Survey
Matthew Wells, Sarah Handelman (ed.)
Park Books
Softcover, 176 pages, EUR 48.00
Survey, the newest addition to Park Books’ ongoing Architecture Iconographies series, is an examination of architectural drawings, paintings, maps, and photographs from the last five centuries. Rather than attempting to showcase the full range of images from such an eventful and prolific epoch, the book chooses instead to present its subject via six essays, each of which focuses on a single architect or scholar. Through these essays – which mostly focus on 18th-19th century drawings of classical architecture, many of them from the UK’s Drawing Matter collection – the book makes the argument that surveys are not just visual renderings of buildings, but also an integral part of the way those buildings are perceived and understood.
Detmar Blow, Tintagel Old Post Office, elevations and ground plan, 1896. Pencil on paper, 180 × 115 mm. © Drawing Matter Collections
Over the course of the book, a picture begins to emerge of architectural surveys more as highly variable lenses through which sites and structures are viewed, and less as any sort of objectively truthful data. In the pre-photography era, when hand-drawn surveys were the only means of documenting and planning structures, such drawings were of paramount importance in the way buildings were built and maintained, as well as presented to the world at large. As Wells points out, the words “Surveyor” and “Architect” were synonymous in 18th-century England, and while surveying as a practice generally requires advanced technical skills in perspective and geometry, even the most technical of drawings can be profoundly affected by a surveyor’s subjective choices.
Alberto Ponis, Yacht Club Path, 1965. Colored inks over print base on yellow paper, 365 × 1007 mm. © Drawing Matter Collections
The book traces these subjective influences in fascinating detail across the centuries, covering aesthetic factors that range from the chosen perspective of the surveyor, to the type of lines and markings used, to whether details of patina, decay, and vegetation are included or excluded. Most fascinating are surveys that include structural details absent from the observer’s current time, which are often colored in exquisitely subtle shades of blue or pink. These juxtapositions of different eras reach their sublimest peak in Charles Robert Cockerell’s exquisite birds-eye study of the Parthenon, which includes not only walls and columns destroyed over the centuries, but also the footprint of the 15th-century mosque that formerly stood on the site. In such surveys, time is another dimension to be measured and represented visually alongside the physical layers of plaster, brick, and stone – and in the case of these no-longer-existent structural details, the older practice of hand-drawing paradoxically provides details that more modern techniques (such as photography or scans) cannot.
Frank Lloyd Wright, E J Kaufmann Residence, Fallingwater, Bear Run, Pennsylvania, 1936–39. Pencil on tracing paper, 380 × 550 mm. Drawing Matter Collections © Drawing Matter
The second half of the book consists of a wide-ranging selection of plates, which include the previously mentioned “grand tour” surveys of the classical Greek and Roman world as well as non-European settings such as Egypt, China, and North America. The selection includes numerous 20th- and 21st-century images, which introduce new techniques such as aerial photography and Lidar scanning as applied to structures both old and new.

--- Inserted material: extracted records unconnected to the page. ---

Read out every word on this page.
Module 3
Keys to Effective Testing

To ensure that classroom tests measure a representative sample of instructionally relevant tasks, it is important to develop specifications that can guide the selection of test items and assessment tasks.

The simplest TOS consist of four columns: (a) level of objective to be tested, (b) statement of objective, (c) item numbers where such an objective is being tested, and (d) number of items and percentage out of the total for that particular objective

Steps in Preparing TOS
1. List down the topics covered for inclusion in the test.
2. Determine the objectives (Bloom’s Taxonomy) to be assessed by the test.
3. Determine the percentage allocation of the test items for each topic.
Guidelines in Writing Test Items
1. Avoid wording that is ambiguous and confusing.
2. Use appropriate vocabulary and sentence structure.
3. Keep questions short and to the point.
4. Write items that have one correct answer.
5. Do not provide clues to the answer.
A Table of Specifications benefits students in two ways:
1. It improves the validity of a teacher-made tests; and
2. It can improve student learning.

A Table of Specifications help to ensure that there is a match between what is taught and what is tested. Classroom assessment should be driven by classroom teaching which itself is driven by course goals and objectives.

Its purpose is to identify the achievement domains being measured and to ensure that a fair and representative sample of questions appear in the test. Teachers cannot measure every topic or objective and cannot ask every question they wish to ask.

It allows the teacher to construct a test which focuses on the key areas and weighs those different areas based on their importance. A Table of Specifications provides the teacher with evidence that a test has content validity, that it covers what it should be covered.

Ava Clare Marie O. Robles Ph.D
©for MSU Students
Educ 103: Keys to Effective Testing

Zachary Mollica, Jonathan Sellers and Lucas Wilson, ‘The Barton’, Shatwell Farm, Somerset, 2019. Digital Lidar scan. © Drawing Matter Collections
Among the images featured are various creative and imaginary surveys, including the “Bellman’s Chart” from Lewis Carroll’s The Hunting of the Snark and the Situationist cut-up cover of Guy Debord’s Guide Psychogeographique de Paris. While such illustrations are certainly fictive in the most immediate sense, they reflect the same urge to describe the world, whether real or imagined, found in the most technically precise surveys. As Wells suggests in his introduction,
…as much as it documents what already exists, the survey is also a site for the imagination. It is not a passive object or record, but an agent and instrument of power… a tool for recording the present and a mode for projecting into a past or future; a way of documenting what is right there in front of our eyes, and a provocation to conjure something new into being.
Just as maps of distant lands are created long before they are actually explored, such surveys can also shape buildings of the future, which for now exist only in the imagination.